Menu
Gildia Pióra na Patronite

Burza rozpaczy..

Płyną bezwstydnie krople po suchym betonie
Zmywając resztki kurzu, piasku i brudu,
I chociaż jestem ukryta to czuje ze tonę
Zatapiając ma dusze bez najmniejszego trudu.

W ciemnym pokoju blask grzmotów uderza senny
Miażdży w strachliwym uścisku me ciało śmiertelnie,
I mimo ze to tylko szatan jesienny
Czuje jak przeszywa ma wiosnę bezczelnie..

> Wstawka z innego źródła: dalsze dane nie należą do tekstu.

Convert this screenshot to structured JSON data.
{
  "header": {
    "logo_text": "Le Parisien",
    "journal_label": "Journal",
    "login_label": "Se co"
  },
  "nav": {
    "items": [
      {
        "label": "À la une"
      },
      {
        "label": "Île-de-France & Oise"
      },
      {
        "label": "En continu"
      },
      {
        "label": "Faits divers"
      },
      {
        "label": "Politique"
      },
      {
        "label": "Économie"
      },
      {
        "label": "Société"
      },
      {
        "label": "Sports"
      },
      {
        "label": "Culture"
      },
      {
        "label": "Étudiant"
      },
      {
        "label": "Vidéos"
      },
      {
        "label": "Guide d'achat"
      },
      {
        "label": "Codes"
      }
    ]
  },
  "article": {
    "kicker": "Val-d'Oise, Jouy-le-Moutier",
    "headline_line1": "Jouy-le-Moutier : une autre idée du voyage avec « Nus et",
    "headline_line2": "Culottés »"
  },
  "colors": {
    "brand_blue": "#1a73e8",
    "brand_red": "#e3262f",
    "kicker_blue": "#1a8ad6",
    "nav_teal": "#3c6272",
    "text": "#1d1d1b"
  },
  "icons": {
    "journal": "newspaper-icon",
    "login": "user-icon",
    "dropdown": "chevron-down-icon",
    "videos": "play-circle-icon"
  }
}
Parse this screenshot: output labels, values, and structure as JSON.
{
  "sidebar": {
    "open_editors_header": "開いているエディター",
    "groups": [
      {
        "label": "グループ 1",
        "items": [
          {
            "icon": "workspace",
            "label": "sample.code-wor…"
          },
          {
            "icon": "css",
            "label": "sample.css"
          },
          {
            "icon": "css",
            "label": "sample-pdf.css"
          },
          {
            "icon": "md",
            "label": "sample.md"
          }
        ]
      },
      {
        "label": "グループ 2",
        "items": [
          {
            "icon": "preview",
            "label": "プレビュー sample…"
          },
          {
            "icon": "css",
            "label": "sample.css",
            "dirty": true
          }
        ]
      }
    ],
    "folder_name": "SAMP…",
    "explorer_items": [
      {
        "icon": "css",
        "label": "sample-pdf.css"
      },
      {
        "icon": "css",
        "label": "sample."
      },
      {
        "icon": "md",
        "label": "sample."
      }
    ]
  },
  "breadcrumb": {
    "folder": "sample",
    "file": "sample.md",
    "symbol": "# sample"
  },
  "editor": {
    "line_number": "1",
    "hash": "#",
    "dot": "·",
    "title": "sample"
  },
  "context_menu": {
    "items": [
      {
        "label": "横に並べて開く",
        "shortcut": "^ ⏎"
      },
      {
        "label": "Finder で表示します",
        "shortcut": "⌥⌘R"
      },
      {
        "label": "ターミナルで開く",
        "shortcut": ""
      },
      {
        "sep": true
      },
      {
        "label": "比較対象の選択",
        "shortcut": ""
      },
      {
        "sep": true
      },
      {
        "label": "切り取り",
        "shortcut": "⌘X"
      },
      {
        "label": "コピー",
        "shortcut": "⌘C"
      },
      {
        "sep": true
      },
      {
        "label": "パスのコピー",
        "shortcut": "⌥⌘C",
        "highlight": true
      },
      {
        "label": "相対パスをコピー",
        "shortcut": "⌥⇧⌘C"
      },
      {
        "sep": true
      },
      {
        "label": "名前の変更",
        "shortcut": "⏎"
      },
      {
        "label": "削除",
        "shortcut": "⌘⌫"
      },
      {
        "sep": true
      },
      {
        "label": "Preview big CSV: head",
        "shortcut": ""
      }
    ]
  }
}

To w drzewa dzwoni taniec złych błyskawic
Obmywając ziemie mokra plamę piaszczysta,
I choć moje prośby o spokój są na nic..
Zamienia me serce w smutna fale mglista.

Okrutny wiatr sypie gradem z ołowiu
Zrzucając z siebie ciężar szat czarnej żałoby,
I mimo ostrych naciec na ziarnistym pustkowiu
Wyznacza miejsca na masowe kochanków groby.

Nad moja komnata krąży duch lubego i płacze
Niby gnije w męczarniach mojej duszy..
Lecz na nic mi jego dwulicowe jęki i rozpacze
Niech tak jak ja, czuje moc tych katuszy !!!

61 wyświetleń
2 teksty
0 obserwujących
  • czarna mamba

    25 January 2013, 15:43

    fajne:)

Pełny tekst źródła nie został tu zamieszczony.